Sodium Fluoroacetate (1080)

• Mechanism: Blocks the Krebs cycle (citric acid cycle), halting cellular energy production.
• Clinical features: Nausea, vomiting, lactic acidosis, seizures, coma, ventricular arrhythmias (VT/VF), pulmonary edema, hypocalcemia.
• Treatment: Activated charcoal, seizure and dysrhythmia control. Glycerol monoacetate, calcium gluconate, sodium succinate may be used. Toxicologist consultation required.

Thallium Sulfate

• Mechanism: Binds mitochondrial sulfhydryl groups, interfering with oxidative phosphorylation.
• Clinical features (classic triad): Painful ascending peripheral neuropathy, gastrointestinal symptoms, and alopecia (hair loss - appears 2-3 weeks post-ingestion).
• Treatment: Prussian blue (binds thallium in the gut), supportive care.

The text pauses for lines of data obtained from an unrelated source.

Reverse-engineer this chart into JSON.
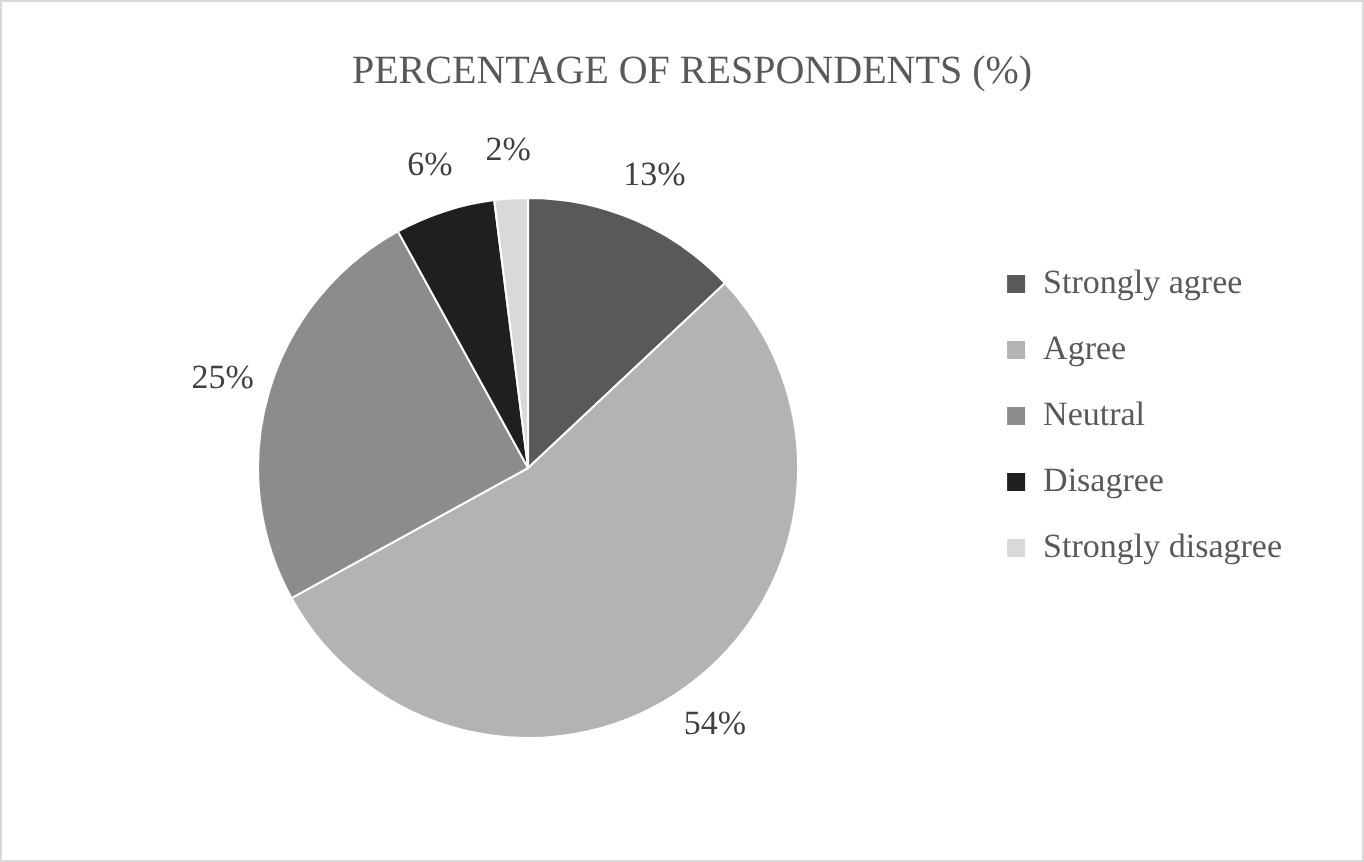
{
  "chart_data": {
    "type": "pie",
    "title": "PERCENTAGE OF RESPONDENTS (%)",
    "categories": [
      "Strongly agree",
      "Agree",
      "Neutral",
      "Disagree",
      "Strongly disagree"
    ],
    "values": [
      13,
      54,
      25,
      6,
      2
    ],
    "colors": [
      "#595959",
      "#b3b3b3",
      "#8c8c8c",
      "#1f1f1f",
      "#d9d9d9"
    ],
    "value_labels": [
      "13%",
      "54%",
      "25%",
      "6%",
      "2%"
    ],
    "legend": "right"
  }
}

Cholecalciferol (Vitamin D3)

• Mechanism: Mobilizes calcium from bone, increases intestinal calcium absorption → hypercalcemia.
• Clinical features: Delayed 36-48 hours. Anorexia, weakness, vomiting, polyuria/polydipsia, acute renal failure (2-3 days post-exposure), soft tissue calcification.
• Treatment: IV fluids, loop diuretics, calcitonin, bisphosphonates, corticosteroids.

Barium Carbonate / Salts

• Mechanism: Inhibits potassium channels → severe hypokalemia.
• Clinical features: Vomiting, diarrhea, abdominal pain, muscle weakness, paralysis, cardiac arrhythmias, respiratory failure. Onset within ~8 hours.
• Treatment: Activated charcoal + sodium/magnesium sulfate (converts barium carbonate to less toxic barium sulfate), aggressive potassium replacement.

Arsenicals

• Mechanism: Binds sulfhydryl groups on proteins, disrupting multiple enzyme systems.
• Clinical features: Dysphagia, nausea/vomiting, bloody diarrhea, muscle cramps, QT prolongation, cardiovascular collapse, altered mental status, seizures, late peripheral neuropathy.
• Treatment: Activated charcoal + chelation with succimer or dimercaprol (BAL).

Pyriminil (Vacor) - now banned in the U.S.

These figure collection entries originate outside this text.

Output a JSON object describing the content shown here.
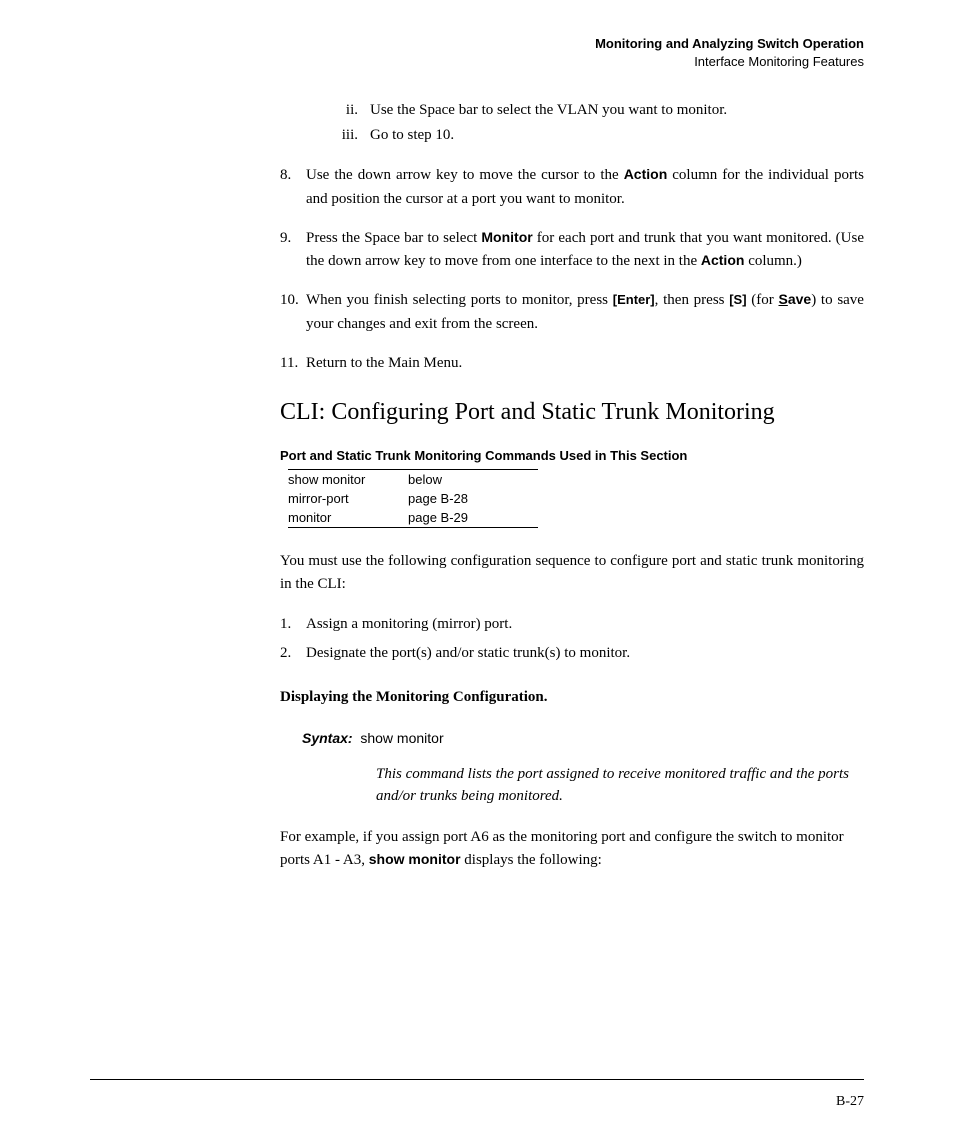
{
  "header": {
    "title": "Monitoring and Analyzing Switch Operation",
    "subtitle": "Interface Monitoring Features"
  },
  "roman_items": [
    {
      "marker": "ii.",
      "text": "Use the Space bar to select the VLAN you want to monitor."
    },
    {
      "marker": "iii.",
      "text": "Go to step 10."
    }
  ],
  "step8": {
    "num": "8.",
    "pre": "Use the down arrow key to move the cursor to the ",
    "bold": "Action",
    "post": " column for the individual ports and position the cursor at a port you want to monitor."
  },
  "step9": {
    "num": "9.",
    "pre": "Press the Space bar to select ",
    "bold1": "Monitor",
    "mid": " for each port and trunk that you want monitored. (Use the down arrow key to move from one interface to the next in the ",
    "bold2": "Action",
    "post": " column.)"
  },
  "step10": {
    "num": "10.",
    "pre": "When you finish selecting ports to monitor, press ",
    "key1": "[Enter]",
    "mid1": ", then press ",
    "key2": "[S]",
    "mid2": " (for ",
    "save_u": "S",
    "save_rest": "ave",
    "post": ") to save your changes and exit from the screen."
  },
  "step11": {
    "num": "11.",
    "text": "Return to the Main Menu."
  },
  "section_heading": "CLI: Configuring Port and Static Trunk Monitoring",
  "table_caption": "Port and Static Trunk Monitoring Commands Used in This Section",
  "table_rows": [
    {
      "cmd": "show monitor",
      "ref": "below"
    },
    {
      "cmd": "mirror-port",
      "ref": "page B-28"
    },
    {
      "cmd": "monitor",
      "ref": "page B-29"
    }
  ],
  "intro_para": "You must use the following configuration sequence to configure port and static trunk monitoring in the CLI:",
  "config_steps": [
    {
      "num": "1.",
      "text": "Assign a monitoring (mirror) port."
    },
    {
      "num": "2.",
      "text": "Designate the port(s) and/or static trunk(s) to monitor."
    }
  ],
  "sub_heading": "Displaying the Monitoring Configuration.",
  "syntax": {
    "label": "Syntax:",
    "command": "show monitor",
    "desc": "This command lists the port assigned to receive monitored traffic and the ports and/or trunks being monitored."
  },
  "example": {
    "pre": "For example, if you assign port A6 as the monitoring port and configure the switch to monitor ports A1 - A3, ",
    "bold": "show monitor",
    "post": " displays the following:"
  },
  "page_number": "B-27"
}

• Mechanism: Destroys pancreatic beta cells through nicotinamide antagonism, impairing NAD/NADH synthesis.
• Clinical features: Permanent insulin-dependent diabetes mellitus, autonomic neuropathy.

Tetramine (TETS)

• Mechanism: Blocks GABA receptors in the CNS.
• Clinical features: Rapid onset - headache, nausea, dizziness, then seizures and respiratory failure. Very lethal (~6-12 mg can kill an adult).
• Treatment: Benzodiazepines or barbiturates for seizures. No antidote.

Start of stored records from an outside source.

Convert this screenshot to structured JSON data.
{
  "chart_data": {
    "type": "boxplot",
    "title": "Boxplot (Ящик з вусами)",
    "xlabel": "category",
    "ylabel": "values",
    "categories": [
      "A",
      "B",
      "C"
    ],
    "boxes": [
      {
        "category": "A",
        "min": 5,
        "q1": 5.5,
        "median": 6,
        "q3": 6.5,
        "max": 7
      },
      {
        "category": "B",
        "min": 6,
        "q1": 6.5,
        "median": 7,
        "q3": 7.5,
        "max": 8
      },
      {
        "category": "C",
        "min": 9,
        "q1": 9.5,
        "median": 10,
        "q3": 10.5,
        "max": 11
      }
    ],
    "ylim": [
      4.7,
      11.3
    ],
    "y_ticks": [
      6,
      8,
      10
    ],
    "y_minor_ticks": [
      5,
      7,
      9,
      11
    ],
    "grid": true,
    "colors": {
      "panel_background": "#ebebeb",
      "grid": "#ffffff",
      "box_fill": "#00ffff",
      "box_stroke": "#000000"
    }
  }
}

General Approach to Any Rodenticide Ingestion

1. Identify the agent - retrieve packaging if possible; do not assume "just rat poison."
2. Stabilize airway, breathing, and circulation.
3. Activated charcoal - useful in most cases if within 1-2 hours of ingestion (avoid in strychnine/seizure risk until airway secured).
4. Specific antidotes where available (Vitamin K for anticoagulants; chelation for arsenic/thallium; Prussian blue for thallium).
5. Contact Poison Control (US: 1-800-222-1222) for guidance.
6. Serial monitoring - INR for anticoagulants; electrolytes, renal function, and neurological status for others.